Wrong things about Helsinki:

  1. Trump publicly demonstrated that Putin suckered him.  Even if he privately knows that Putin is lying to him he made no demonstration of that knowledge in the public contest.  Even if he is trying to be diplomatic and acknowledge that Russia isn't the only one with propaganda up their sleeve he appears to be a credulous fool.
  2. In "believing" Putin, Trump throws a lot of this nation's important institutions under the bus.  The CIA, the FBI, his own advisers and the US Justice Department, have all told him, in most cases without implicating him personally, that there was interference by the Russian government in the election.  In the case of Mueller's investigation there were just a dozen actual indictments of Russian governmental agents. Indictments mean there is sufficient evidence to engage in legal prosecution.
  3. On the heels of playing a wild bully with our European allies, Trump's attempt at being diplomatic with a truly bad actor like Putin presents a horrible optic about the United States direction in the international community.
The question on a lot of people's mind is why.  As Sherlock Holmes mysteries often demonstrate the simplest explanation is most likely the truth.  The simplest explanation in my mind is Trump's ego.  His ego simply cannot deal with the reality that the Russians wanted him to win the election because they thought it would weaken our global power.  They did not want Hillary to win, because contrary to what you might think about Democrats being pushover doves when it comes to foreign policy, Clinton promised to be every bit as hawkish as George W. Bush, if not more so.  Trump clearly desires the image of a strong man and a decisive leader and the idea that he did not win the election by his own merits is a persistent irritant to him.  The idea that Russia might have supported him because they knew he would be a bumbling fool that they could use to their own ends is something he is blindly devoted to debunking.  The evidence from our side is mounting against him.

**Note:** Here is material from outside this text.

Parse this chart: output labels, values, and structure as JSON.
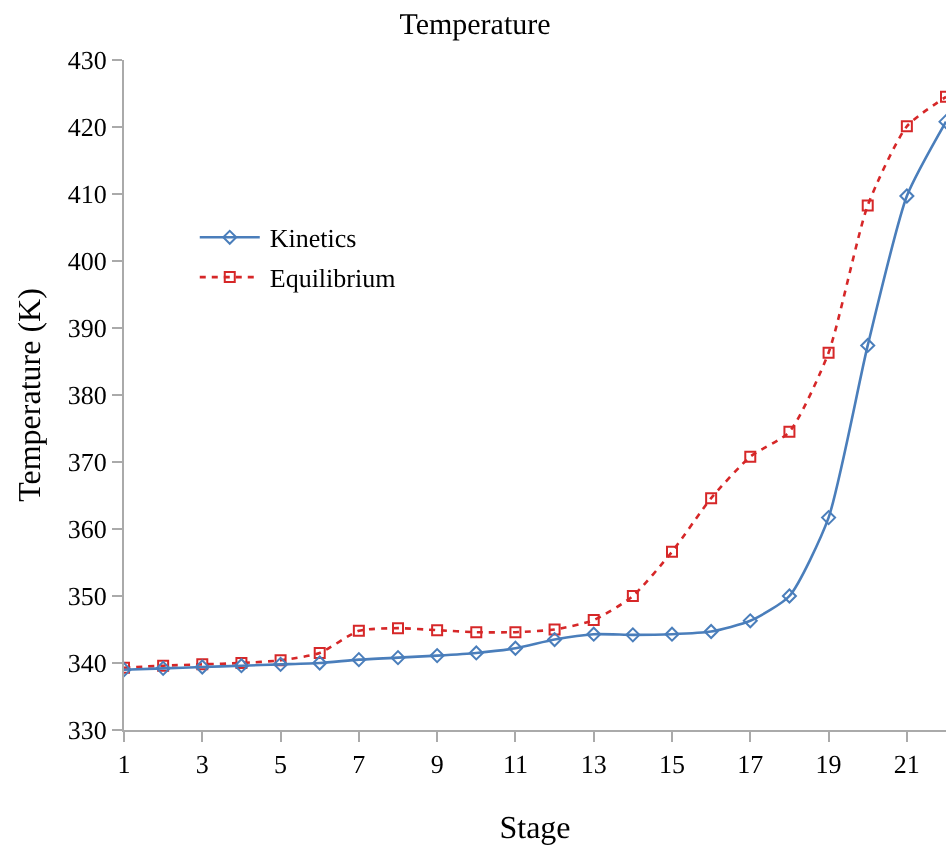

His own behavior is mounting against him.
So where to go?
Totally flip the script, which is something that Trump, reality TV star that he is, understands all too well.  Shuffle the deck, rearrange the set, throw in some chaos, no matter how bad it looks at first it will keep people interested.  The thing is that the consequences of these actions in his current position can have more dire consequences than simply tanking the ratings. As several Republican types have indicated this morning, Trump needs to do some serious repair work on the spin this story is taking.  He needs to explain his behavior, because he is not a King or an Emperor or even a dictator like Putin, he is a public servant and he needs to bow a little deeper to the people of this nation that he serves.